One of the bloggers I follow (therelentlessreader.com) gave a strong, but brief recommendation for A Land More Kind Than Home.
Her recommendation went something like...
"A Land More Kind Than Home - An amazing book by Wiley Cash. Read it."
It's a strong, positive recommendation. She really liked this book. Would I like it as well?
I do not know this person at all. I don't even know this person's reading tastes very well, as she posts often on Facebook, but her posts are more about reading than what she has been reading herself. I have selected books to read after reading recommendations written by people I don't know, but they are usually more detailed and involved reviews. This recommendation was really short. And I do not know this blogger personally.
I have friends with whom I know I share similar book tastes...when they recommend a particular book, I pay attention. Of course it has happened that books they have LOVED have been ones that I've not liked quite as well as they did (and vice versa). My book tastes often align with people I know well, but not always.

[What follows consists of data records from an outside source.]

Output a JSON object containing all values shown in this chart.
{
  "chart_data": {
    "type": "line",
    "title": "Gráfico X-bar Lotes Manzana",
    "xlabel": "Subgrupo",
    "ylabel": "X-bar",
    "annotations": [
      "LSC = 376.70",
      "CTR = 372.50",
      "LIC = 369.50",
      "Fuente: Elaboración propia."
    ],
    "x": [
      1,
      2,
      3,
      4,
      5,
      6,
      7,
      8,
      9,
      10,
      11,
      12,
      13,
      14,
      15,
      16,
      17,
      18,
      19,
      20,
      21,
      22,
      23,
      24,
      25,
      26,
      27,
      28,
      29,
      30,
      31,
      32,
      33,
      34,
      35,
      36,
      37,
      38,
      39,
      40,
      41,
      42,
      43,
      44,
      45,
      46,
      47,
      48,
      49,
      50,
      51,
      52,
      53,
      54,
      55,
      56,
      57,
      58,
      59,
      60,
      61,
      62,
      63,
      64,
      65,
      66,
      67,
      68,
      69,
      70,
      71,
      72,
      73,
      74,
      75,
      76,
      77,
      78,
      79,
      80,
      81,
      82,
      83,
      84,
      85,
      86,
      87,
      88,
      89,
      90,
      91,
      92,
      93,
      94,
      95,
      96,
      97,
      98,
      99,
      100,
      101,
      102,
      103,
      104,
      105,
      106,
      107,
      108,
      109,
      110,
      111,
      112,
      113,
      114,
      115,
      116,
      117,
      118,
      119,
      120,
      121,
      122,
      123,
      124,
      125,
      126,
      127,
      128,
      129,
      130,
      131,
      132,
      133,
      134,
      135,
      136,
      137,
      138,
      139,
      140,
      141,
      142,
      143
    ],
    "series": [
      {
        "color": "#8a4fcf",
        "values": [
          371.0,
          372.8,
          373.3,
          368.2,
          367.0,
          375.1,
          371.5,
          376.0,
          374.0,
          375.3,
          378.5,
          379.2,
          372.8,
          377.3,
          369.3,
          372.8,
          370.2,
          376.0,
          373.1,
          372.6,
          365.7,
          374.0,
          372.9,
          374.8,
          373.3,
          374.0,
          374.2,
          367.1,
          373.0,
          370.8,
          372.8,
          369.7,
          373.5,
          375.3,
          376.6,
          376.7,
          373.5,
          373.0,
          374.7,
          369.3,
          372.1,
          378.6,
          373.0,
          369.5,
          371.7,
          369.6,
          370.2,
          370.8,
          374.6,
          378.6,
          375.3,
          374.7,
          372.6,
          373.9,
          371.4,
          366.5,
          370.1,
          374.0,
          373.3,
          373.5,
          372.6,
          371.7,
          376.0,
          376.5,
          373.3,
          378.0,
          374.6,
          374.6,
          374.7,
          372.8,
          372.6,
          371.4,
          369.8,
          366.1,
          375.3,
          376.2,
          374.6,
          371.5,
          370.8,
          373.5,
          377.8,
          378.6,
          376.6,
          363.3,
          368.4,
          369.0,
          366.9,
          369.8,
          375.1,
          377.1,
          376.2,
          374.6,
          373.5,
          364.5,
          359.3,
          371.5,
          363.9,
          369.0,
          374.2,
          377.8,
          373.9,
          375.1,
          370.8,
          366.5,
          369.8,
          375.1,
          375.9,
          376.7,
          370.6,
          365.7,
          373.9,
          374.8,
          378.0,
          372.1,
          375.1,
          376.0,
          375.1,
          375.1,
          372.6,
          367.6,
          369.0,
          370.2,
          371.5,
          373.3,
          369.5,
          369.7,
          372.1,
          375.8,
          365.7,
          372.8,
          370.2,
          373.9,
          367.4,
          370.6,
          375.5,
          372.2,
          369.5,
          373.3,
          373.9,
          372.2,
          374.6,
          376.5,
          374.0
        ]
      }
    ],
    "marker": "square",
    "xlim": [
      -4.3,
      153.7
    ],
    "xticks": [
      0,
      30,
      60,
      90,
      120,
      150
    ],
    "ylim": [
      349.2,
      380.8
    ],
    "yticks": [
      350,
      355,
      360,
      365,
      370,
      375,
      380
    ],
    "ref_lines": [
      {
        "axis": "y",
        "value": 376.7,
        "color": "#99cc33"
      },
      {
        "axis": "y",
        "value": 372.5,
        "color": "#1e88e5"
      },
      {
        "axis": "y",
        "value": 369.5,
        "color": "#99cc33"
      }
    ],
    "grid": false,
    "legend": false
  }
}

So this blogger gave a high recommendation, but do I share her taste in books? I don't know her in person, I only know her from her blog and Facebook page. I know she reads. A lot. I know she loves books. I know she has a daughter. That's about all I know about this particular blogger.
Well, and I know that she loved this particular book. Would I love this book too?
I was in the bookstore a few weeks ago and found A Land More Kind Than Home in the bargain section...a hardcover for $5.98. I thought I'd give it a try.
I started it a couple of times and couldn't get into it. So I put it down, wondering if I would ever want to pick it up again.
Yesterday I picked it up again. I'm about 60 pages in and I am wanting to find out what happens next.
Will I like this book as well as she did? I'll let you know!